The Alesis XT Digital Reverb can be used in conjunction with a mixing console providing stereo reverb returns, or stand-alone with electric instruments and amplifiers. The Alesis XT contains a large memory array and a high speed arithmetic processing circuit that executes special Alesis-developed algorithms.
The result is reverberation typical of units costing ten times as much. Extra memory and high speed electronics give the Alesis XT a generous frequency response of 14KHZ, formerly found only in very expensive units. Excellent treble response preserves the delicate sibilance of vocals and the brilliance of certain percussion instruments. Large memory capacity gives the XT a remarkably flat and uniform frequency response rarely found in even the best acoustic chambers.
The arithmetic processor in the Alesis XT has special overflow handling circuitry that avoids the abrupt output transients caused by clipping in many audio digital processing products. Overdriving the XT is not recommended, but due to its soft clipping characteristic, output saturation often goes unnoticed with no adverse effect.

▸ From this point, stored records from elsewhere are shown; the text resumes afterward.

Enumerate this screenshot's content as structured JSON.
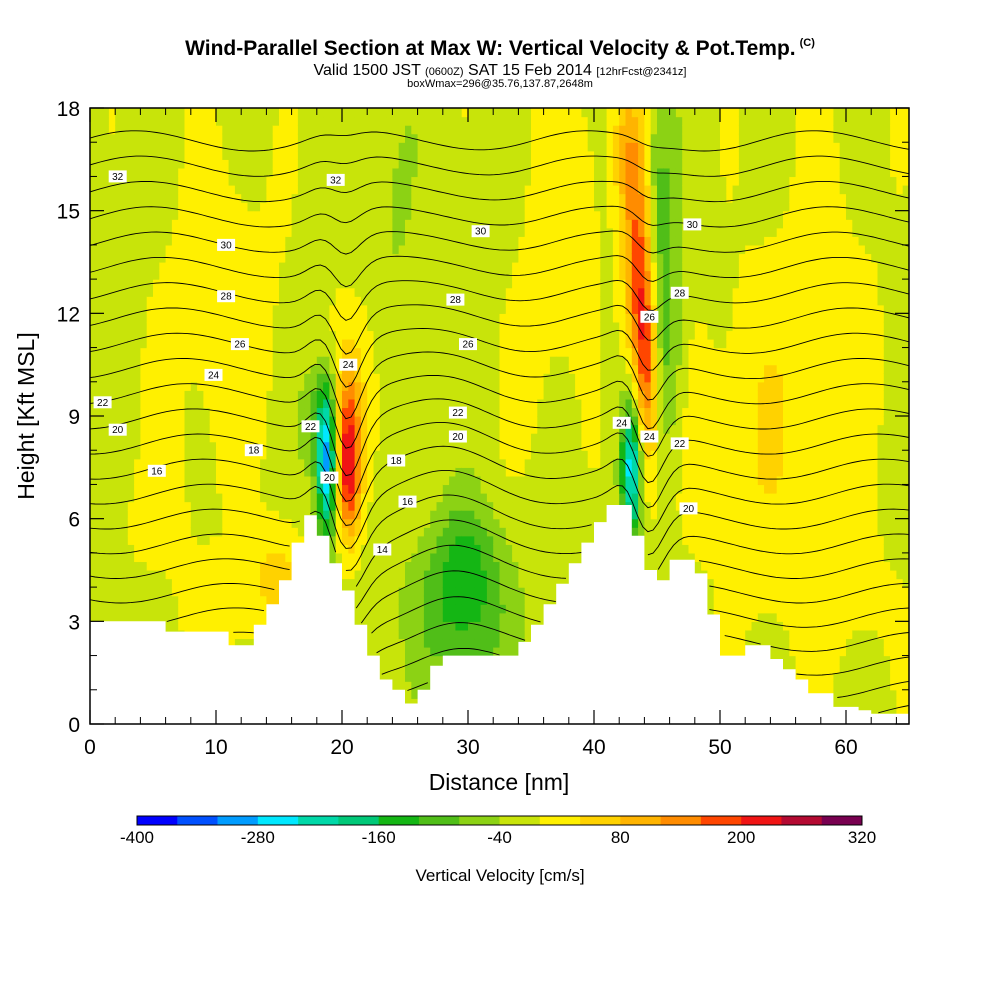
{
  "header": {
    "title": "Wind-Parallel Section at Max W: Vertical Velocity & Pot.Temp.",
    "copyright": "(C)",
    "valid_prefix": "Valid 1500 JST",
    "valid_z": "(0600Z)",
    "valid_suffix": "SAT 15 Feb 2014",
    "forecast": "[12hrFcst@2341z]",
    "box_info": "boxWmax=296@35.76,137.87,2648m"
  },
  "chart_data": {
    "type": "heatmap",
    "title": "Wind-Parallel Section at Max W: Vertical Velocity & Pot.Temp.",
    "xlabel": "Distance [nm]",
    "ylabel": "Height [Kft MSL]",
    "xlim": [
      0,
      65
    ],
    "ylim": [
      0,
      18
    ],
    "x_ticks": [
      "0",
      "10",
      "20",
      "30",
      "40",
      "50",
      "60"
    ],
    "y_ticks": [
      "0",
      "3",
      "6",
      "9",
      "12",
      "15",
      "18"
    ],
    "colorbar": {
      "title": "Vertical Velocity [cm/s]",
      "tick_labels": [
        "-400",
        "-280",
        "-160",
        "-40",
        "80",
        "200",
        "320"
      ],
      "tick_values": [
        -400,
        -280,
        -160,
        -40,
        80,
        200,
        320
      ],
      "range": [
        -400,
        320
      ],
      "bins": 18,
      "colors": [
        "#0000ff",
        "#0050ff",
        "#009cff",
        "#00e8ff",
        "#00d8a8",
        "#00c878",
        "#14b614",
        "#50be18",
        "#8cd214",
        "#c8e40a",
        "#fff000",
        "#ffd200",
        "#ffb400",
        "#ff8c00",
        "#ff4600",
        "#f01414",
        "#b40a32",
        "#780050"
      ]
    },
    "terrain": {
      "x": [
        0,
        6,
        6,
        11,
        11,
        13,
        13,
        14,
        14,
        15,
        15,
        16,
        16,
        17,
        17,
        18,
        18,
        19,
        19,
        20,
        20,
        21,
        21,
        22,
        22,
        23,
        23,
        24,
        24,
        25,
        25,
        26,
        26,
        27,
        27,
        28,
        28,
        29,
        29,
        30,
        30,
        31,
        31,
        32,
        32,
        33,
        33,
        34,
        34,
        35,
        35,
        36,
        36,
        37,
        37,
        38,
        38,
        39,
        39,
        40,
        40,
        41,
        41,
        42,
        42,
        43,
        43,
        44,
        44,
        45,
        45,
        46,
        46,
        47,
        47,
        48,
        48,
        49,
        49,
        50,
        50,
        51,
        51,
        52,
        52,
        53,
        53,
        54,
        54,
        55,
        55,
        56,
        56,
        57,
        57,
        58,
        58,
        59,
        59,
        60,
        60,
        61,
        61,
        62,
        62,
        63,
        63,
        64,
        64,
        65
      ],
      "y": [
        3,
        3,
        2.7,
        2.7,
        2.3,
        2.3,
        2.9,
        2.9,
        3.5,
        3.5,
        4.2,
        4.2,
        5.3,
        5.3,
        6.1,
        6.1,
        5.5,
        5.5,
        4.7,
        4.7,
        3.9,
        3.9,
        2.9,
        2.9,
        2,
        2,
        1.3,
        1.3,
        1,
        1,
        0.6,
        0.6,
        1,
        1,
        1.7,
        1.7,
        2,
        2,
        2,
        2,
        2,
        2,
        2,
        2,
        2,
        2,
        2,
        2,
        2.4,
        2.4,
        2.9,
        2.9,
        3.5,
        3.5,
        4.1,
        4.1,
        4.7,
        4.7,
        5.3,
        5.3,
        5.9,
        5.9,
        6.4,
        6.4,
        6.4,
        6.4,
        5.5,
        5.5,
        4.5,
        4.5,
        4.2,
        4.2,
        4.8,
        4.8,
        4.8,
        4.8,
        4.4,
        4.4,
        3.2,
        3.2,
        2,
        2,
        2,
        2,
        2.3,
        2.3,
        2.3,
        2.3,
        1.9,
        1.9,
        1.6,
        1.6,
        1.3,
        1.3,
        0.9,
        0.9,
        0.9,
        0.9,
        0.5,
        0.5,
        0.5,
        0.5,
        0.4,
        0.4,
        0.3,
        0.3,
        0.3,
        0.3,
        0.3,
        0.3
      ]
    },
    "vertical_velocity_features": [
      {
        "x": 20.5,
        "y": 8.0,
        "sx": 0.7,
        "sy": 1.6,
        "value": 200
      },
      {
        "x": 20.6,
        "y": 6.8,
        "sx": 0.6,
        "sy": 1.0,
        "value": 60
      },
      {
        "x": 21.5,
        "y": 9.5,
        "sx": 1.6,
        "sy": 2.2,
        "value": 50
      },
      {
        "x": 18.8,
        "y": 7.5,
        "sx": 0.55,
        "sy": 1.6,
        "value": -260
      },
      {
        "x": 18.2,
        "y": 8.8,
        "sx": 1.0,
        "sy": 1.2,
        "value": -90
      },
      {
        "x": 44.1,
        "y": 10.6,
        "sx": 0.7,
        "sy": 2.4,
        "value": 200
      },
      {
        "x": 43.4,
        "y": 14.0,
        "sx": 0.8,
        "sy": 2.5,
        "value": 150
      },
      {
        "x": 42.5,
        "y": 16.8,
        "sx": 0.8,
        "sy": 1.3,
        "value": 80
      },
      {
        "x": 43.0,
        "y": 7.5,
        "sx": 0.6,
        "sy": 1.5,
        "value": -260
      },
      {
        "x": 45.2,
        "y": 14.5,
        "sx": 0.9,
        "sy": 3.0,
        "value": -90
      },
      {
        "x": 46.0,
        "y": 10.5,
        "sx": 0.8,
        "sy": 2.0,
        "value": -60
      },
      {
        "x": 29.5,
        "y": 3.3,
        "sx": 2.8,
        "sy": 1.6,
        "value": -110
      },
      {
        "x": 29.8,
        "y": 5.2,
        "sx": 1.8,
        "sy": 1.2,
        "value": -60
      },
      {
        "x": 10.5,
        "y": 12.0,
        "sx": 3.5,
        "sy": 3.5,
        "value": 40
      },
      {
        "x": 5.0,
        "y": 6.0,
        "sx": 3.0,
        "sy": 1.5,
        "value": 20
      },
      {
        "x": 11.0,
        "y": 3.5,
        "sx": 2.5,
        "sy": 1.0,
        "value": 40
      },
      {
        "x": 15.0,
        "y": 4.5,
        "sx": 1.5,
        "sy": 1.0,
        "value": 60
      },
      {
        "x": 36.0,
        "y": 12.0,
        "sx": 2.0,
        "sy": 4.0,
        "value": 30
      },
      {
        "x": 52.0,
        "y": 8.0,
        "sx": 3.5,
        "sy": 3.0,
        "value": 40
      },
      {
        "x": 58.0,
        "y": 11.0,
        "sx": 4.0,
        "sy": 5.0,
        "value": 30
      },
      {
        "x": 60.0,
        "y": 3.5,
        "sx": 4.0,
        "sy": 1.5,
        "value": 20
      },
      {
        "x": 24.0,
        "y": 15.0,
        "sx": 1.5,
        "sy": 3.0,
        "value": -30
      },
      {
        "x": 39.0,
        "y": 16.0,
        "sx": 1.5,
        "sy": 2.5,
        "value": 30
      }
    ],
    "potential_temperature_contours": {
      "interval": 1,
      "labels": [
        {
          "text": "32",
          "x": 2.2,
          "y": 16.0
        },
        {
          "text": "32",
          "x": 19.5,
          "y": 15.9
        },
        {
          "text": "30",
          "x": 10.8,
          "y": 14.0
        },
        {
          "text": "30",
          "x": 31.0,
          "y": 14.4
        },
        {
          "text": "30",
          "x": 47.8,
          "y": 14.6
        },
        {
          "text": "28",
          "x": 10.8,
          "y": 12.5
        },
        {
          "text": "28",
          "x": 29.0,
          "y": 12.4
        },
        {
          "text": "28",
          "x": 46.8,
          "y": 12.6
        },
        {
          "text": "26",
          "x": 11.9,
          "y": 11.1
        },
        {
          "text": "26",
          "x": 30.0,
          "y": 11.1
        },
        {
          "text": "26",
          "x": 44.4,
          "y": 11.9
        },
        {
          "text": "24",
          "x": 9.8,
          "y": 10.2
        },
        {
          "text": "24",
          "x": 20.5,
          "y": 10.5
        },
        {
          "text": "24",
          "x": 42.2,
          "y": 8.8
        },
        {
          "text": "24",
          "x": 44.4,
          "y": 8.4
        },
        {
          "text": "22",
          "x": 1.0,
          "y": 9.4
        },
        {
          "text": "22",
          "x": 29.2,
          "y": 9.1
        },
        {
          "text": "22",
          "x": 46.8,
          "y": 8.2
        },
        {
          "text": "22",
          "x": 17.5,
          "y": 8.7
        },
        {
          "text": "20",
          "x": 2.2,
          "y": 8.6
        },
        {
          "text": "20",
          "x": 29.2,
          "y": 8.4
        },
        {
          "text": "20",
          "x": 19.0,
          "y": 7.2
        },
        {
          "text": "20",
          "x": 47.5,
          "y": 6.3
        },
        {
          "text": "18",
          "x": 13.0,
          "y": 8.0
        },
        {
          "text": "18",
          "x": 24.3,
          "y": 7.7
        },
        {
          "text": "16",
          "x": 5.3,
          "y": 7.4
        },
        {
          "text": "16",
          "x": 25.2,
          "y": 6.5
        },
        {
          "text": "14",
          "x": 23.2,
          "y": 5.1
        }
      ]
    }
  }
}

The Alesis XT has the ability to generate extremely high echo density. Controlled from the front panel, a single impulse can be turned into hundreds or many thousands of discreet output pulses, all distributed in full stereo. High echo density gives the Alesis XT particularly smooth decay, even with the most difficult percussive material.
Front panel controls allow variation of delays, frequency response, echo density and decay times. The controls are organized in a logical, easily understood way to allow for quick setup and change. For those not familiar with digital reverberation, the top of the unit is screened with flowcharts and descriptive control information.
Rear panel connections interface easily to other equipment. A loop in the reverberator input circuit is provided for additional equipment such as equalizers and digital delays. The delay and frequency response options available at the front panel make the loop necessary only in special effect situations.